Розанову дорого особое положение Гоголя в русской литературе — уже в дебютной книге «О понимании» (1886) классик признается родоначальником целого направления в культуре, логически приведшего ее (культуру) к саморазрушению. «Гоголевское направление русской литературы», антицерковное по сути, неожиданно оказывается созвучным церковной политике, нигилистической и нетерпимой по отношению к царствию земному. Церковь и гоголевская сатира, по Розанову, объединились в деле « выноса кумиров» с«лица Земли»: священных кумиров, со стороны церкви, и цивилизационных, государственных и культурных, со стороны сатиры. Интеллигенция, нигилистически воспитанная Гоголем и всегда предпочитавшая Гоголя другим литературным пророкам, привела Россию к катастрофе, что дает Розанову право объявить Гоголя «врагом России № 1».
Если дореволюционные антигоголевские выступления Розанова носили охранительный и предостерегающий характер, то книга 1918 года «Апокалипсис нашего времени», ряд статей и писем 1917–1918 годов однозначно утверждают свершившуюся в революцию победу Гоголя над осмеянной им действительностью. Несколько ярких и точных образов из «Апокалипсиса» стали расхожими, прославив эту книгу: «Русь слиняла в два дня»и «Зрелище Руси окончено… но ни шуб, ни домов не оказалось».Сквозь них в розановском предсмертном сочинении проступает образ истории России как завершившегося театрального спектакля, где население было исполнителем, зрителем, а позже жертвою многовекового зрелища.

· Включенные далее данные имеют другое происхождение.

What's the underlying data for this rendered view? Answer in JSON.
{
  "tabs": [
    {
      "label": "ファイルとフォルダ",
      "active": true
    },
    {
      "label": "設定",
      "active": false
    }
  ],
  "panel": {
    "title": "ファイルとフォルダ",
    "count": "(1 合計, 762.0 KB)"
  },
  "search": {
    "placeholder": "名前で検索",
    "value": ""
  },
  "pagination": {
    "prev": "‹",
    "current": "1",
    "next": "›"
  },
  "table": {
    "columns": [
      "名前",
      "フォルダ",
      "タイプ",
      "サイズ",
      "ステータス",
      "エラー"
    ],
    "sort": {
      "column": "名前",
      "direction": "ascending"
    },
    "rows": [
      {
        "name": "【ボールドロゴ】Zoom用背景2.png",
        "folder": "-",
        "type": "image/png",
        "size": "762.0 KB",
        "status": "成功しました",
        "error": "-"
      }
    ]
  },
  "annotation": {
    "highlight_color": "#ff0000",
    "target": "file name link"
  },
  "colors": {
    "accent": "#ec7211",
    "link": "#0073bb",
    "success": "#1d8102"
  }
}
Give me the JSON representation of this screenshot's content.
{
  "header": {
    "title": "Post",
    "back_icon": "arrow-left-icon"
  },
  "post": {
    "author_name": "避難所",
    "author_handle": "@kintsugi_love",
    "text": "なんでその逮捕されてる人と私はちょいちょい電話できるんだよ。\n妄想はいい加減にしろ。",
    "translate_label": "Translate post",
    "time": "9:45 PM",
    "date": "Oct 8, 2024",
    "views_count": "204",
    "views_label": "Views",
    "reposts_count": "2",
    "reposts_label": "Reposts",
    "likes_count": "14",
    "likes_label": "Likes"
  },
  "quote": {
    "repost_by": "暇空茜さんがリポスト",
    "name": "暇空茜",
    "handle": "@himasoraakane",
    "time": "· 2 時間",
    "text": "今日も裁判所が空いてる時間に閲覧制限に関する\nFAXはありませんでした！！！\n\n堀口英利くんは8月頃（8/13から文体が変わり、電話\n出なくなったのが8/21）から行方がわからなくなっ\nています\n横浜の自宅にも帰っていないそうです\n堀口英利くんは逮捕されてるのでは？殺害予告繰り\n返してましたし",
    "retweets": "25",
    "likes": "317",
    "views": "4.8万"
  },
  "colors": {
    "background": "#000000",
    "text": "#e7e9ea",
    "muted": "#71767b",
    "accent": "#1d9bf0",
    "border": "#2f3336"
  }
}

В этой главе мы попытаемся рассмотреть не раз подвергавшуюся исследованию тему «Розанов и Гоголь» — в специфически театральном ключе, а именно выяснить, почему стал возможным в разговоре о революции мощный театральный мотив и как внутренне связывал Василий Розанов гоголевскую тему с темой «оконченного зрелища Руси».
Затмение Христа народом
В 1909 году Суворинский театр отмечал 100-летие со дня рождения Николая Васильевича Гоголя. К событию была приурочена премьера пьесы «Ревизор», которую сыграли 20 марта. Юбилейная постановка была решена Сувориным и режиссером Николаем Арбатовым весьма оригинально: Борис Глаголин выходил к публике в историческом гриме и парике актера Николая Дюра, первого российского Хлестакова из постановки Александрийского театра 1836 года. Исполнение Дюром роли Хлестакова стало легендой или, правильнее сказать, антилегендой истории театра XIX века. Работой актера был недоволен сам драматург — Дюр увидел в Хлестакове ветреного героя-любовника из заурядного водевиля. Этот случай обязан был стать классическим примером косной театральной практики, не успевающей за движением мысли «прогрессивных» драматургов.